Бухнула захлопнувшаяся дверь. Пока бежал вниз по сумрачной лестнице, на лбу почему-то выступил пот. На лестничной клетке первого этажа двое мужчин пили пиво. Один из них, потирая ладони, преградил мне дорогу.
— Закурить не найдется, а?
Я пошарил по карманам, никак не мог отыскать.
— Не валяй дурака, — сказал тот, у кого в руках была бутылка. — Раз нет, так и скажи, не морочь голову порядочным парням.
Машина стояла во дворе.
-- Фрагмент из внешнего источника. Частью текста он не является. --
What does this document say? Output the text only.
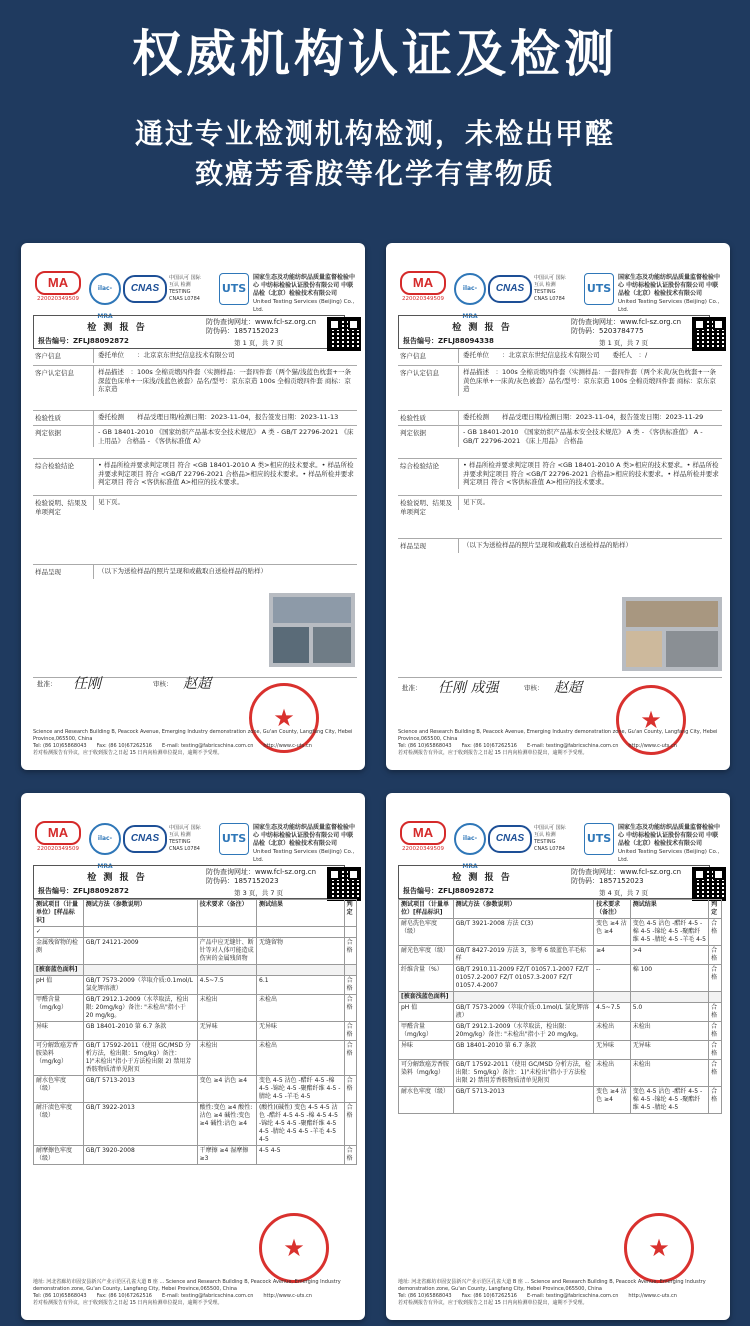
权威机构认证及检测
通过专业检测机构检测，未检出甲醛
致癌芳香胺等化学有害物质
MA
220020349509
ilac-MRA
CNAS
中国认可 国际互认 检测 TESTING CNAS L0784
UTS
国家生态及功能纺织品质量监督检验中心 中纺标检验认证股份有限公司 中联品检（北京）检验技术有限公司
United Testing Services (Beijing) Co., Ltd.
检 测 报 告
报告编号：ZFLJ88092872
防伪查询网址：www.fcl-sz.org.cn
防伪码：1857152023
第 1 页，共 7 页
客户信息	委托单位　　：北京京东世纪信息技术有限公司
客户认定信息	样品描述　：100s 全棉贡缎四件套（实测样品：一套四件套（两个猫/浅蓝色枕套+一条深蓝色床单+一床浅/浅蓝色被套）品名/型号：京东京造 100s 全棉贡缎四件套 商标：京东京造
检验性质	委托检测　　样品受理日期/检测日期：2023-11-04，报告签发日期：2023-11-13
判定依据	- GB 18401-2010 《国家纺织产品基本安全技术规范》 A 类 - GB/T 22796-2021 《床上用品》 合格品 - 《客供标准值 A》
综合检验结论	• 样品所检并要求判定项目 符合 <GB 18401-2010 A 类>相应的技术要求。• 样品所检并要求判定项目 符合 <GB/T 22796-2021 合格品>相应的技术要求。• 样品所检并要求判定项目 符合 <客供标准值 A>相应的技术要求。
检验说明、结果及单项判定
见下页。
样品呈现	（以下为送检样品的照片呈现和或截取自送检样品的贴样）
批准： 任刚	审核： 赵超
★
Science and Research Building B, Peacock Avenue, Emerging Industry demonstration zone, Gu'an County, Langfang City, Hebei Province,065500, China
Tel: (86 10)65868043　　Fax: (86 10)67262516　　E-mail: testing@fabricschina.com.cn　　http://www.c-uts.cn
若对检测报告有异议，应于收到报告之日起 15 日内向检测单位提出，逾期不予受理。
MA
220020349509
ilac-MRA
CNAS
中国认可 国际互认 检测 TESTING CNAS L0784
UTS
国家生态及功能纺织品质量监督检验中心 中纺标检验认证股份有限公司 中联品检（北京）检验技术有限公司
United Testing Services (Beijing) Co., Ltd.
检 测 报 告
报告编号：ZFLJ88094338
防伪查询网址：www.fcl-sz.org.cn
防伪码：5203784775
第 1 页，共 7 页
客户信息	委托单位　　：北京京东世纪信息技术有限公司　　委托人　：/
客户认定信息	样品描述　：100s 全棉贡缎四件套（实测样品：一套四件套（两个米黄/灰色枕套+一条黄色床单+一床黄/灰色被套）品名/型号：京东京造 100s 全棉贡缎四件套 商标：京东京造
检验性质	委托检测　　样品受理日期/检测日期：2023-11-04，报告签发日期：2023-11-29
判定依据	- GB 18401-2010 《国家纺织产品基本安全技术规范》 A 类 - 《客供标准值》 A - GB/T 22796-2021 《床上用品》 合格品
综合检验结论	• 样品所检并要求判定项目 符合 <GB 18401-2010 A 类>相应的技术要求。• 样品所检并要求判定项目 符合 <GB/T 22796-2021 合格品>相应的技术要求。• 样品所检并要求判定项目 符合 <客供标准值 A>相应的技术要求。
检验说明、结果及单项判定
见下页。
样品呈现	（以下为送检样品的照片呈现和或截取自送检样品的贴样）
批准： 任刚 成强	审核： 赵超
★
Science and Research Building B, Peacock Avenue, Emerging Industry demonstration zone, Gu'an County, Langfang City, Hebei Province,065500, China
Tel: (86 10)65868043　　Fax: (86 10)67262516　　E-mail: testing@fabricschina.com.cn　　http://www.c-uts.cn
若对检测报告有异议，应于收到报告之日起 15 日内向检测单位提出，逾期不予受理。
MA
220020349509
ilac-MRA
CNAS
中国认可 国际互认 检测 TESTING CNAS L0784
UTS
国家生态及功能纺织品质量监督检验中心 中纺标检验认证股份有限公司 中联品检（北京）检验技术有限公司
United Testing Services (Beijing) Co., Ltd.
检 测 报 告
报告编号：ZFLJ88092872
防伪查询网址：www.fcl-sz.org.cn
防伪码：1857152023
第 3 页，共 7 页
测试项目（计量单位）[样品标识]	测试方法（参数说明）	技术要求（备注）	测试结果	判定
✓				
金属残留物的检测	GB/T 24121-2009	产品中应无缝针、断针等对人体可能造成伤害的金属残留物	无缝留物	合格
[被套蓝色面料]				
pH 值	GB/T 7573-2009（萃取介质:0.1mol/L 氯化钾溶液）	4.5~7.5	6.1	合格
甲醛含量（mg/kg）	GB/T 2912.1-2009（水萃取法，检出限: 20mg/kg）备注: "未检出"指小于 20 mg/kg。	未检出	未检出	合格
异味	GB 18401-2010 第 6.7 条款	无异味	无异味	合格
可分解致癌芳香胺染料（mg/kg）	GB/T 17592-2011（使用 GC/MSD 分析方法，检出限：5mg/kg）备注：1)"未检出"指小于方法检出限 2) 禁用芳香胺物质清单见附页	未检出	未检出	合格
耐水色牢度（级）	GB/T 5713-2013	变色 ≥4 沾色 ≥4	变色 4-5 沾色 -醋纤 4-5 -棉 4-5 -锦纶 4-5 -聚酯纤维 4-5 -腈纶 4-5 -羊毛 4-5	合格
耐汗渍色牢度（级）	GB/T 3922-2013	酸性:变色 ≥4 酸性:沾色 ≥4 碱性:变色 ≥4 碱性:沾色 ≥4	(酸性)(碱性) 变色 4-5 4-5 沾色 -醋纤 4-5 4-5 -棉 4-5 4-5 -锦纶 4-5 4-5 -聚酯纤维 4-5 4-5 -腈纶 4-5 4-5 -羊毛 4-5 4-5	合格
耐摩擦色牢度（级）	GB/T 3920-2008	干摩擦 ≥4 湿摩擦 ≥3	4-5 4-5	合格
★
地址: 河北省廊坊市固安县新兴产业示范区孔雀大道 B 座 ... Science and Research Building B, Peacock Avenue, Emerging Industry demonstration zone, Gu'an County, Langfang City, Hebei Province,065500, China
Tel: (86 10)65868043　　Fax: (86 10)67262516　　E-mail: testing@fabricschina.com.cn　　http://www.c-uts.cn
若对检测报告有异议，应于收到报告之日起 15 日内向检测单位提出，逾期不予受理。
MA
220020349509
ilac-MRA
CNAS
中国认可 国际互认 检测 TESTING CNAS L0784
UTS
国家生态及功能纺织品质量监督检验中心 中纺标检验认证股份有限公司 中联品检（北京）检验技术有限公司
United Testing Services (Beijing) Co., Ltd.
检 测 报 告
报告编号：ZFLJ88092872
防伪查询网址：www.fcl-sz.org.cn
防伪码：1857152023
第 4 页，共 7 页
测试项目（计量单位）[样品标识]	测试方法（参数说明）	技术要求（备注）	测试结果	判定
耐皂洗色牢度（级）	GB/T 3921-2008 方法 C(3)	变色 ≥4 沾色 ≥4	变色 4-5 沾色 -醋纤 4-5 -棉 4-5 -锦纶 4-5 -聚酯纤维 4-5 -腈纶 4-5 -羊毛 4-5	合格
耐光色牢度（级）	GB/T 8427-2019 方法 3，参考 6 级蓝色羊毛标样	≥4	>4	合格
纤维含量（%）	GB/T 2910.11-2009 FZ/T 01057.1-2007 FZ/T 01057.2-2007 FZ/T 01057.3-2007 FZ/T 01057.4-2007	--	棉 100	合格
[被套浅蓝色面料]				
pH 值	GB/T 7573-2009（萃取介质:0.1mol/L 氯化钾溶液）	4.5~7.5	5.0	合格
甲醛含量（mg/kg）	GB/T 2912.1-2009（水萃取法，检出限: 20mg/kg）备注: "未检出"指小于 20 mg/kg。	未检出	未检出	合格
异味	GB 18401-2010 第 6.7 条款	无异味	无异味	合格
可分解致癌芳香胺染料（mg/kg）	GB/T 17592-2011（使用 GC/MSD 分析方法，检出限：5mg/kg）备注：1)"未检出"指小于方法检出限 2) 禁用芳香胺物质清单见附页	未检出	未检出	合格
耐水色牢度（级）	GB/T 5713-2013	变色 ≥4 沾色 ≥4	变色 4-5 沾色 -醋纤 4-5 -棉 4-5 -锦纶 4-5 -聚酯纤维 4-5 -腈纶 4-5	合格
★
地址: 河北省廊坊市固安县新兴产业示范区孔雀大道 B 座 ... Science and Research Building B, Peacock Avenue, Emerging Industry demonstration zone, Gu'an County, Langfang City, Hebei Province,065500, China
Tel: (86 10)65868043　　Fax: (86 10)67262516　　E-mail: testing@fabricschina.com.cn　　http://www.c-uts.cn
若对检测报告有异议，应于收到报告之日起 15 日内向检测单位提出，逾期不予受理。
Включил зажигание, каменный колодец быстро заполнялся выхлопными газами. Мутные клубы дыма поднимались все выше и выше. Из помойного бака выскочила кошка и, поджав уши, бросилась наутек. С шумом вспорхнули голуби. Через подворотню, как в огромную клоаку, дым уплывал на улицу, вливаясь в еще более тучные, более густые потоки выхлопных газов. Неожиданно все это мне представилось совершенно отчетливо: машины не просто катились, а плыли в потоке собственных выхлопных дымов. И люди тоже плыли в привычной своей вертикальной манере, шевеля руками и ногами.
Права была Майина мать, духота в самом деле жуткая. Выехав на улицу Стучки, зачем-то взглянул на часы: было без пяти минут четыре. Я решил, что успею проскочить перекресток, но светофор брызнул красным. Выжимая тормоза, ощутил, как в груди подскочило сердце. И, не спуская глаз с яркого ока светофора, я почувствовал неодолимое желание распластаться на сиденье.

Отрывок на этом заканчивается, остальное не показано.